Halych metropoly [Галицька митрополія; Halytska mytropoliia]. A metropoly of the Ukrainian church established in 1303 in the city of princely Halych. From around 1156 Halych had been the see of Halych eparchy, for which a cathedral was built in 1157. When in 1299 the Kyivan metropolitan Maximos transferred his see to Vladimir-on-the-Kliazma, Prince Lev Danylovych of Galicia-Volhynia demanded the creation of a metropoly in his principality.

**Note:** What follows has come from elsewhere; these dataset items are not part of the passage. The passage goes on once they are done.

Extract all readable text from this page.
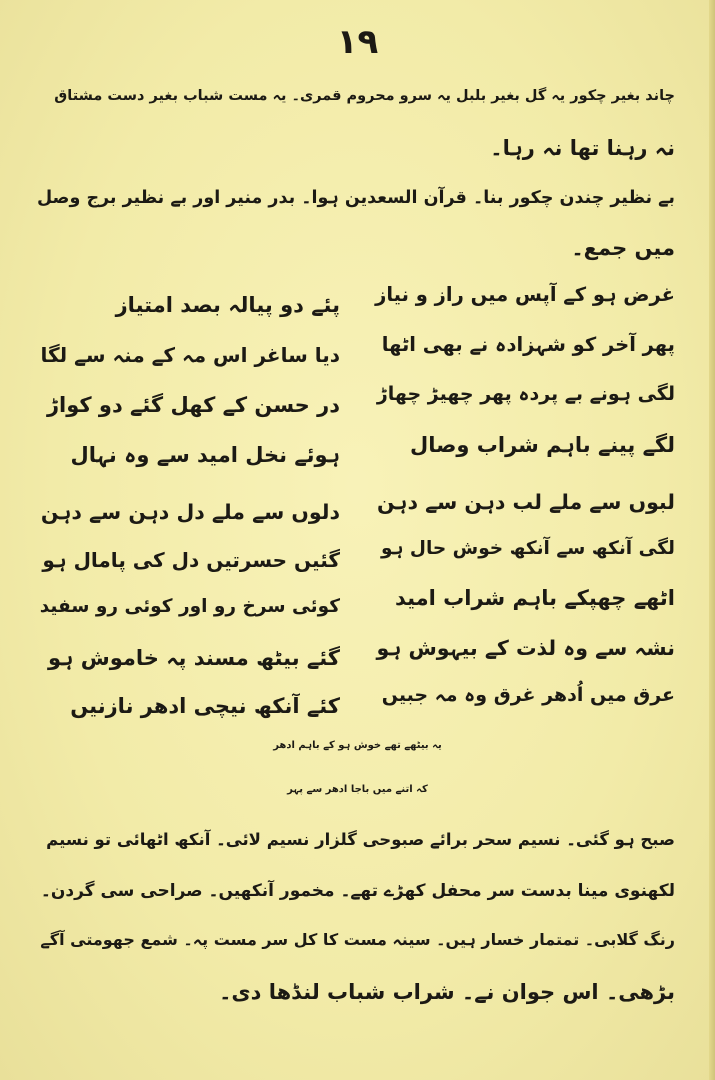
۱۹
چاند بغیر چکور یہ گل بغیر بلبل یہ سرو محروم قمری۔ یہ مست شباب بغیر دست مشتاق
نہ رہنا تھا نہ رہا۔
بے نظیر چندن چکور بنا۔ قرآن السعدین ہوا۔ بدر منیر اور بے نظیر برج وصل
میں جمع۔
غرض ہو کے آپس میں راز و نیاز
پئے دو پیالہ بصد امتیاز
پھر آخر کو شہزادہ نے بھی اٹھا
دیا ساغر اس مہ کے منہ سے لگا
لگی ہونے بے پردہ پھر چھیڑ چھاڑ
در حسن کے کھل گئے دو کواڑ
لگے پینے باہم شراب وصال
ہوئے نخل امید سے وہ نہال
لبوں سے ملے لب دہن سے دہن
دلوں سے ملے دل دہن سے دہن
لگی آنکھ سے آنکھ خوش حال ہو
گئیں حسرتیں دل کی پامال ہو
اٹھے چھپکے باہم شراب امید
کوئی سرخ رو اور کوئی رو سفید
نشہ سے وہ لذت کے بیہوش ہو
گئے بیٹھ مسند پہ خاموش ہو
عرق میں اُدھر غرق وہ مہ جبیں
کئے آنکھ نیچی ادھر نازنیں
یہ بیٹھے تھے خوش ہو کے باہم ادھر
کہ اتنے میں باجا ادھر سے پہر
صبح ہو گئی۔ نسیم سحر برائے صبوحی گلزار نسیم لائی۔ آنکھ اٹھائی تو نسیم
لکھنوی مینا بدست سر محفل کھڑے تھے۔ مخمور آنکھیں۔ صراحی سی گردن۔
رنگ گلابی۔ تمتمار خسار ہیں۔ سینہ مست کا کل سر مست پہ۔ شمع جھومتی آگے
بڑھی۔ اس جوان نے۔ شراب شباب لنڈھا دی۔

Lev was concerned that the Kyivan metropolitan would be under the influence of the Suzdal princes, and that he would be unable to devote attention to his distant eparchies. But it was only during the reign of Lev's son, Prince Yurii Lvovych, that the Byzantine emperor, Andronicus II Palaeologus, issued a bull and Patriarch Athanasios of Constantinople a charter granting the establishment of the Halych metropoly.

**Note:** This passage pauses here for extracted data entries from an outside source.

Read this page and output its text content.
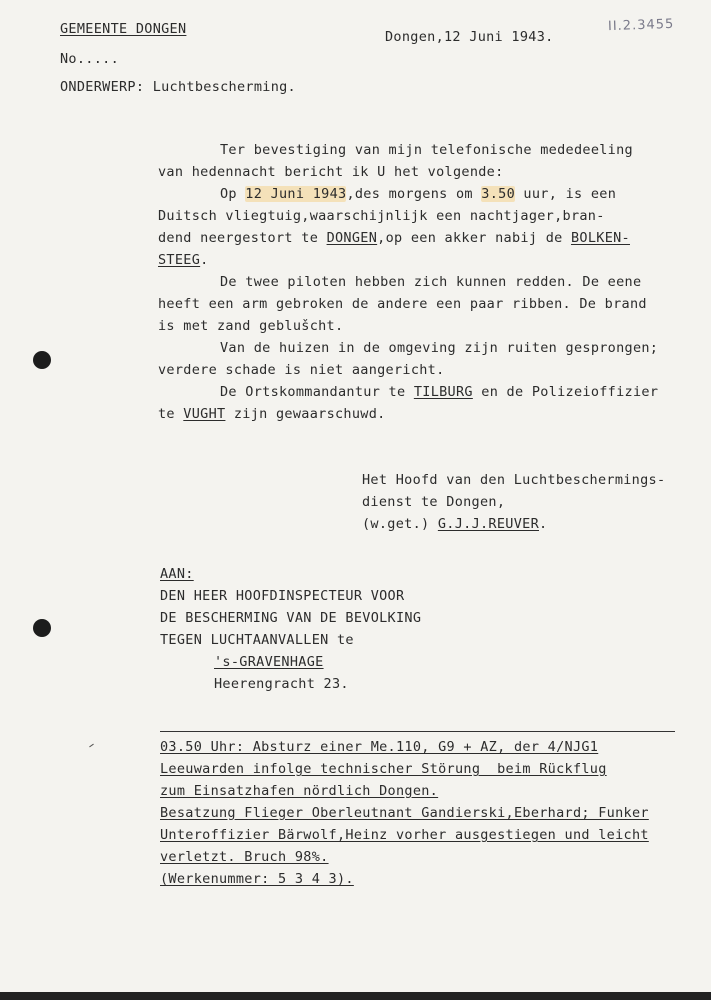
GEMEENTE DONGEN	Dongen,12 Juni 1943.
II.2.3455
No.....
ONDERWERP: Luchtbescherming.
Ter bevestiging van mijn telefonische mededeeling
van hedennacht bericht ik U het volgende:
Op 12 Juni 1943,des morgens om 3.50 uur, is een
Duitsch vliegtuig,waarschijnlijk een nachtjager,bran-
dend neergestort te DONGEN,op een akker nabij de BOLKEN-
STEEG.
De twee piloten hebben zich kunnen redden. De eene
heeft een arm gebroken de andere een paar ribben. De brand
is met zand geblušcht.
Van de huizen in de omgeving zijn ruiten gesprongen;
verdere schade is niet aangericht.
De Ortskommandantur te TILBURG en de Polizeioffizier
te VUGHT zijn gewaarschuwd.
Het Hoofd van den Luchtbeschermings-
dienst te Dongen,
(w.get.) G.J.J.REUVER.
AAN:
DEN HEER HOOFDINSPECTEUR VOOR
DE BESCHERMING VAN DE BEVOLKING
TEGEN LUCHTAANVALLEN te
's-GRAVENHAGE
Heerengracht 23.
03.50 Uhr: Absturz einer Me.110, G9 + AZ, der 4/NJG1
Leeuwarden infolge technischer Störung  beim Rückflug
zum Einsatzhafen nördlich Dongen.
Besatzung Flieger Oberleutnant Gandierski,Eberhard; Funker
Unteroffizier Bärwolf,Heinz vorher ausgestiegen und leicht
verletzt. Bruch 98%.
(Werkenummer: 5 3 4 3).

At first it consisted of five eparchies: Volodymyr-Volynskyi eparchy, Peremyshl eparchy, Lutsk eparchy, Turiv eparchy, and Kholm eparchy. Little is known about the first metropolitan, Niphont. He was succeeded by Petro, who was consecrated metropolitan of Kyiv, Halych, and All Rus’ (1308–26) (see Metropolitan Petro of Kyiv), with residence in Moscow (see History of the Ukrainian church). The third metropolitan, Gabriel, died shortly after his consecration. This initiated a period of crisis as the new metropolitan of Kyiv, Theognostos, attempted to suppress the rival metropoly and consecrated Gabriel's successor Theodore as only the bishop of Halych. Theodore appealed to Patriarch John Calecas, and for a brief period succeeded in acquiring the Halych see. Finally in 1347 the Kyivan metropolitan, supported by Prince Simeon of Moscow, prevailed upon the new emperor John Cantacuzenus to formally abolish the Halych metropoly; in 1355 its eparchies were transferred to the newly created metropoly of Lithuania and Volhynia.

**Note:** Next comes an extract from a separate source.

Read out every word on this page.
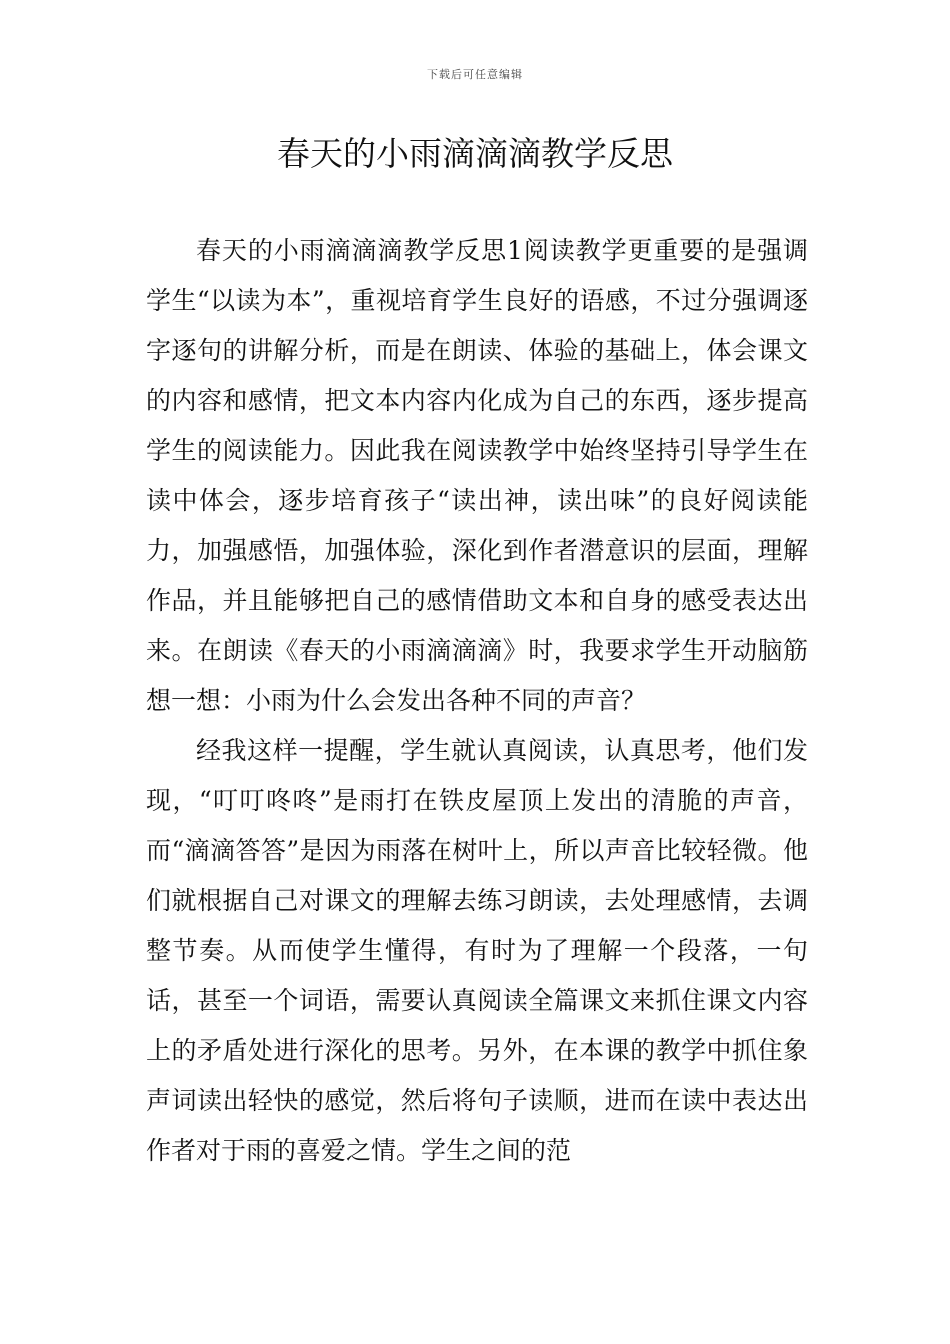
下载后可任意编辑
春天的小雨滴滴滴教学反思

春天的小雨滴滴滴教学反思1阅读教学更重要的是强调学生“以读为本”，重视培育学生良好的语感，不过分强调逐字逐句的讲解分析，而是在朗读、体验的基础上，体会课文的内容和感情，把文本内容内化成为自己的东西，逐步提高学生的阅读能力。因此我在阅读教学中始终坚持引导学生在读中体会，逐步培育孩子“读出神，读出味”的良好阅读能力，加强感悟，加强体验，深化到作者潜意识的层面，理解作品，并且能够把自己的感情借助文本和自身的感受表达出来。在朗读《春天的小雨滴滴滴》时，我要求学生开动脑筋想一想：小雨为什么会发出各种不同的声音？

经我这样一提醒，学生就认真阅读，认真思考，他们发现，“叮叮咚咚”是雨打在铁皮屋顶上发出的清脆的声音，而“滴滴答答”是因为雨落在树叶上，所以声音比较轻微。他们就根据自己对课文的理解去练习朗读，去处理感情，去调整节奏。从而使学生懂得，有时为了理解一个段落，一句话，甚至一个词语，需要认真阅读全篇课文来抓住课文内容上的矛盾处进行深化的思考。另外，在本课的教学中抓住象声词读出轻快的感觉，然后将句子读顺，进而在读中表达出作者对于雨的喜爱之情。学生之间的范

In 1370 the Polish king, Casimir III the Great, fearing the growing Lithuanian influence in Galicia-Volhynia, dispatched a candidate named Antonii (see Metropolitan Antonii) to Patriarch Philotheos for consecration as metropolitan of a renewed and autonomous Halych metropoly. The patriarch agreed, and Antonii served as metropolitan from 1371 to 1391, but with responsibility for only three eparchies. Upon Antonii's death, the Polish king Jagiełło tried to have Ivan, bishop of Lutsk, named as his successor, but this time the nomination was not confirmed by the patriarch. Instead, in 1401 the Lithuanian metropolitan, Cyprian, was confirmed as metropolitan of Kyiv, Halych, and All Rus’ (see Metropolitan Cyprian). At that time the Halych metropoly ceased to exist (in 1406 the Halych eparchy too was disbanded), and responsibility for local administration was given to vicars, appointed first by the Kyivan metropolitan and from 1509 by the Roman Catholic archbishop of Lviv, with the approval of the Polish king.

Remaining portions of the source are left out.